Three Income Investments Shooting the Lights Out in 2016
If there’s one thing investors are searching for in 2016, it is income.
Sure, the stock market is having a positive year, with the S&P 500 eking out a gain of 7.68% year to date.
However, with returns flat since the post-Brexit vote bounce and the S&P 500 trading where it first did on July 13, the market’s returns have an air of stagnation about them.
There is, however, one factor that has driven the price of some assets across the globe higher. And that is the payment of income on a regular basis.
In a zero-interest-rate world, investors have to expand their investment horizons in terms of where they put their money to work if they want to hear the metaphorical cash register ring each month or quarter.
Now, I am completely agnostic when I look at income-generating investments.
That is why I follow income-producing investments across a wide range of sectors and strategies. These include everything from U.S. Real Estate Investment Trusts (REITs), to Business Development Companies (BDCs), to Exchange-Traded Fund (ETF) strategies that generate steady income by selling calls against the S&P 500.

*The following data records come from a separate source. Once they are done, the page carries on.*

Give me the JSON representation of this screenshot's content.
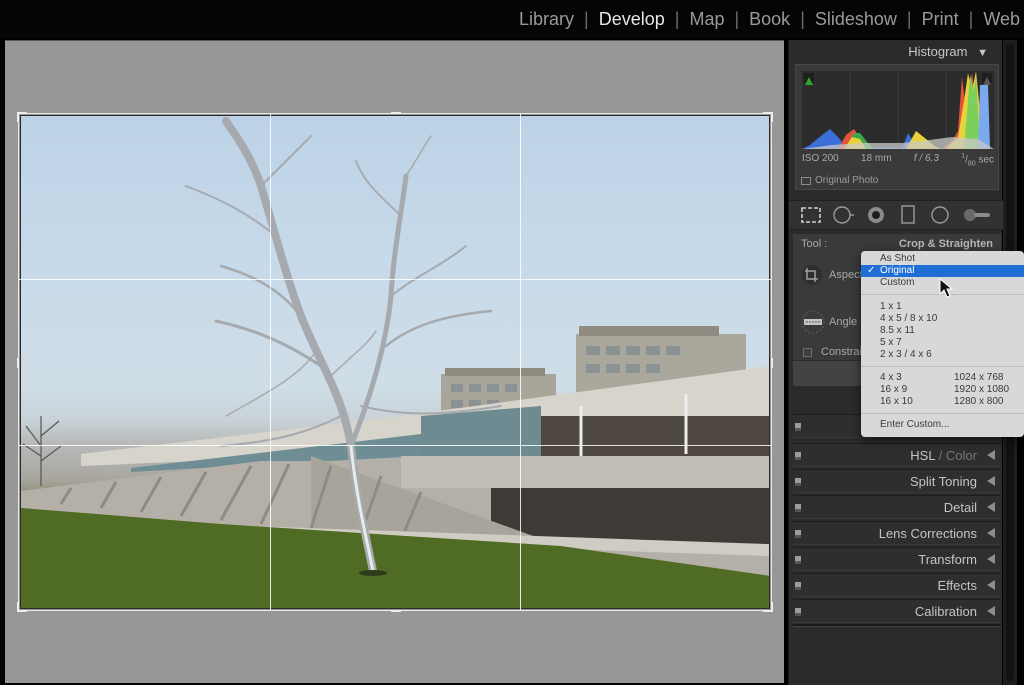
{
  "modules": {
    "items": [
      {
        "label": "Library",
        "active": false
      },
      {
        "label": "Develop",
        "active": true
      },
      {
        "label": "Map",
        "active": false
      },
      {
        "label": "Book",
        "active": false
      },
      {
        "label": "Slideshow",
        "active": false
      },
      {
        "label": "Print",
        "active": false
      },
      {
        "label": "Web",
        "active": false
      }
    ],
    "separator": "|"
  },
  "histogram": {
    "title": "Histogram",
    "collapse_icon": "triangle-down-icon",
    "iso": "ISO 200",
    "focal_length": "18 mm",
    "aperture": "f / 6.3",
    "shutter_num": "1",
    "shutter_den": "80",
    "shutter_unit": "sec",
    "original_photo_label": "Original Photo",
    "shadow_clip_color": "#2fa62f",
    "highlight_clip_color": "#4a4a4a"
  },
  "toolstrip": {
    "tools": [
      {
        "name": "crop-overlay",
        "active": true
      },
      {
        "name": "spot-removal",
        "active": false
      },
      {
        "name": "red-eye",
        "active": false
      },
      {
        "name": "graduated-filter",
        "active": false
      },
      {
        "name": "radial-filter",
        "active": false
      },
      {
        "name": "adjustment-brush",
        "active": false
      }
    ]
  },
  "crop_panel": {
    "tool_label": "Tool :",
    "tool_name": "Crop & Straighten",
    "aspect_label": "Aspect",
    "angle_label": "Angle",
    "constrain_label": "Constrain"
  },
  "aspect_menu": {
    "selected": "Original",
    "group1": [
      "As Shot",
      "Original",
      "Custom"
    ],
    "group2": [
      "1 x 1",
      "4 x 5  /  8 x 10",
      "8.5 x 11",
      "5 x 7",
      "2 x 3  /  4 x 6"
    ],
    "group3": [
      {
        "ratio": "4 x 3",
        "size": "1024 x 768"
      },
      {
        "ratio": "16 x 9",
        "size": "1920 x 1080"
      },
      {
        "ratio": "16 x 10",
        "size": "1280 x 800"
      }
    ],
    "group4": [
      "Enter Custom..."
    ],
    "checkmark": "✓",
    "highlight_color": "#1f6ed6"
  },
  "panels": [
    {
      "title": "HSL",
      "subtitle": "Color",
      "separator": " / "
    },
    {
      "title": "Split Toning"
    },
    {
      "title": "Detail"
    },
    {
      "title": "Lens Corrections"
    },
    {
      "title": "Transform"
    },
    {
      "title": "Effects"
    },
    {
      "title": "Calibration"
    }
  ],
  "crop_overlay": {
    "grid": "thirds"
  }
}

Money is money, and I am as indifferent to its source as is my brokerage account.
With that, here are the three top performers among the income-generating investments that I regularly track — though, perhaps sadly, I am not invested in any of them myself.
1. iShares Emerging Markets Dividend ETF (DVYE) — up 25.65%
Although emerging markets do not get much press these days, this hated asset class is having one of its better years in recent memory, with the MSCI Emerging Markets Index up 19.34% year to date. So perhaps it is not surprising that iShares Emerging Markets Dividend ETF (DVYE) is the top performer among the dozens of income generating strategies I track.
Specifically, the iShares Emerging Markets Dividend ETF tracks the Dow Jones Emerging Markets Select Dividend Index — a dividend-weighted index of high-dividend-paying emerging markets companies.
Unlike emerging markets ETFs that track large-cap companies in market-cap-weighted indexes, DVYE’s focus is far narrower, holding 100 of the highest-yielding stocks from emerging markets.
By selecting and weighting companies based on dividend yield, mid- and small-cap companies end up making up most of the fund. This results in underweighting energy and financials and in overweighting dividend-paying utilities. In terms of countries, DVYE also underweights Russia and China, and instead overweights Taiwan and Brazil.
DVYE’s expense ratio is on the high side at 0.49%. It currently yields a solid 4.61%, paying dividends on a quarterly basis. With assets of close to $260 million, this ETF is unlikely to disappear any time soon.